Improve communication to spread information about safety

The storage capacity for treated water at the Fukushima No. 1 nuclear power plant is approaching its limit, hindering decommissioning work. The government and Tokyo Electric Power Company Holdings Inc. must steadily move forward with plans to discharge the water as soon as possible.

Contaminated water produced when cooling molten fuel in the reactors is treated and stored at the site in tanks that currently hold 1.3 million tons of water. Last year, the government approved a decision to release the water into the ocean because it is hindering decommissioning work, and TEPCO applied for approval of a plan to construct the necessary facilities.

The Nuclear Regulation Authority (NRA) has recently approved this plan. After 13 review meetings, the authority determined that there were no safety issues with an ocean release.

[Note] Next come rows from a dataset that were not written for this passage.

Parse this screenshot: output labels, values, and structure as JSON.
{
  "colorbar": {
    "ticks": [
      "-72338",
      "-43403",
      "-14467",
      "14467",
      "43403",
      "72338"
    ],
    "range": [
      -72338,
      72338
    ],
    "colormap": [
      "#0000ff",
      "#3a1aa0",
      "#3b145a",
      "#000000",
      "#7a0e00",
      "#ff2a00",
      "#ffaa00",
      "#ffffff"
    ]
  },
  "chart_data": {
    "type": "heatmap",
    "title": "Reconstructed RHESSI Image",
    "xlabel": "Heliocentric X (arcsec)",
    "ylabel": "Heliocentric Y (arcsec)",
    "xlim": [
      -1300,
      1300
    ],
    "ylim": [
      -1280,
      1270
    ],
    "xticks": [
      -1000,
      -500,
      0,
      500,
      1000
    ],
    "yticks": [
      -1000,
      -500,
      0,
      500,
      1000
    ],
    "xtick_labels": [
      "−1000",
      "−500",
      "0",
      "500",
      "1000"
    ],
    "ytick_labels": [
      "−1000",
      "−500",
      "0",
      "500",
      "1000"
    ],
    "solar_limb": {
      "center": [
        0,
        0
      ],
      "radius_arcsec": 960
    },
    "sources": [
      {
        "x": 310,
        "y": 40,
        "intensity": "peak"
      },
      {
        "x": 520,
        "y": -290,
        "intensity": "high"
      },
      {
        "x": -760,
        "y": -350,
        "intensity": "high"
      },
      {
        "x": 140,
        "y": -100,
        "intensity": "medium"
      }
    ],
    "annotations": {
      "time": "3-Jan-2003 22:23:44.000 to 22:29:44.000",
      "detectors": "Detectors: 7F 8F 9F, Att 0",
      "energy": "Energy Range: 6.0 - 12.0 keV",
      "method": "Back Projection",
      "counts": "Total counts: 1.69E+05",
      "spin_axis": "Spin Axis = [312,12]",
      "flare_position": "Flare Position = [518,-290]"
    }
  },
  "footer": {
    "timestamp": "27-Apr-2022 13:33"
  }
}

This represents a major step forward in the discharge procedure.

TEPCO has already begun preparations for the construction of an undersea tunnel that will serve as an offshore discharge route. Completion of the tunnel is expected to take some time, and the discharge is not expected to begin until next spring or later.

The amount of treated water is increasing day by day. The tanks are expected to reach full capacity by next summer or autumn. There is no time to spare in the construction schedule. It is essential to proceed with the plan without delay.

Local fishermen and others concerned have voiced their opposition to the plan, claiming that the release of the treated water could lead to harmful rumors about marine products. The government must listen to the voices of those involved in the fishing industry and explore effective measures to prevent deleterious hearsay.

Even after the treatment process, the water still contains radioactive tritium. However, rainwater and seawater also contain trace amounts of tritium. The treated water will be diluted with large amounts of seawater before being released into the ocean. The amount of tritium in the discharged water will be one-seventh of the concentration permitted under the World Health Organization’s guidelines for drinking water.

However, information about the treated water is not widely known. According to a survey by the Reconstruction Agency, only about 40% of the public is aware of the government’s plan to discharge treated water that has been diluted.

The government and TEPCO must step up their efforts to disseminate information and deepen the public’s understanding regarding the safety of the discharge.

In the international community, ocean release is understood to be the most realistic option for tritium-laden wastewater discharged from nuclear facilities.

In April, an International Atomic Energy Agency (IAEA) mission, including members from China and South Korea, published a report that concluded that the release plan was appropriate. The government must continue to work with the IAEA to increase transparency regarding the discharge.

The United Kingdom is in the process of removing import restrictions on food and other products from Fukushima Prefecture. Excessive and baseless restrictions are being reassessed in many countries. The government should also lobby China and South Korea, which continue to impose import restrictions.